RGD-Functionalized polymer brushes as substrates for the integrin specific adhesion of human umbilical vein endothelial cells

Harm-Anton Klok, Paolo Silacci, Nikolaos Stergiopulos, Stefano Tugulu

This report demonstrates the feasibility of surface-initiated atom transfer radical polymerization to prepare thin polymer layers ("brushes") that can be functionalized with short peptide ligands and which may be of use as coatings to promote endothelialization of blood-contacting biomaterials. The brushes are composed of poly(2-hydroxyethyl methacrylate) (PHEMA) or poly(poly(ethylene glycol) methacrylate) (PPEGMA), which do not only suppress non-specific adhesion of proteins and cells but also contain hydroxyl groups that can be used to introduce small peptide ligands. A protocol has been developed that allows functionalization of the brushes with RGD containing peptide ligands resulting in surface concentrations ranging from approximately 0.5-12 pmol/cm(2). At peptide surface concentrations >1-5.3 pmol/cm(2), human umbilical vascular endothelial cells (HUVECs) were found to adhere and spread rapidly.
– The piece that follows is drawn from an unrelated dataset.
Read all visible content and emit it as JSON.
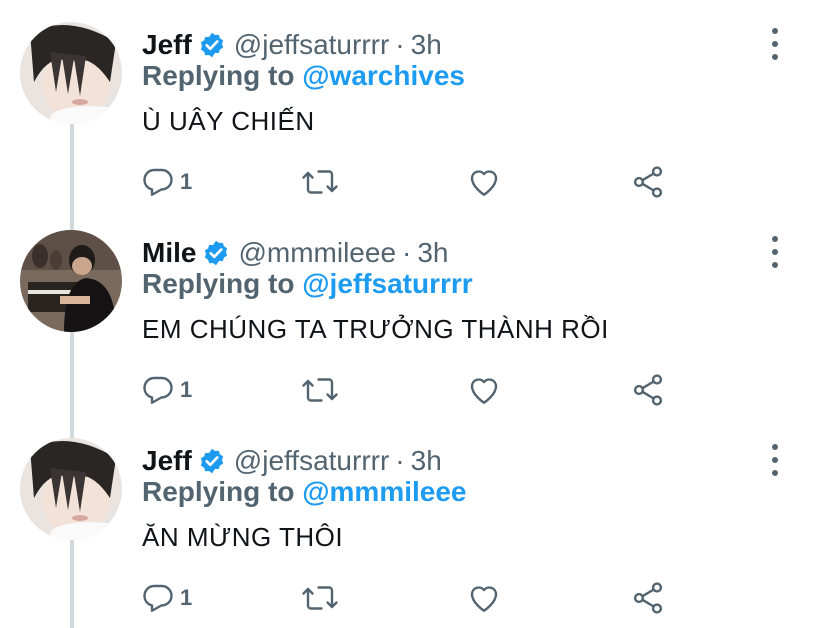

A difference in size and morphology of focal adhesions between HUVECs immobilized on PHEMA and PPEGMA brushes was observed. It is proposed that this is due to the increased ethylene glycol spacer length and hydrophilicity of the PPEGMA brushes, which may lead to increased ligand mobility and reduced ligand-integrin affinity. HUVECs immobilized on the polymer brushes were also found to be able to retain homeostasis when exposed to shear stresses that simulated arterial blood flow.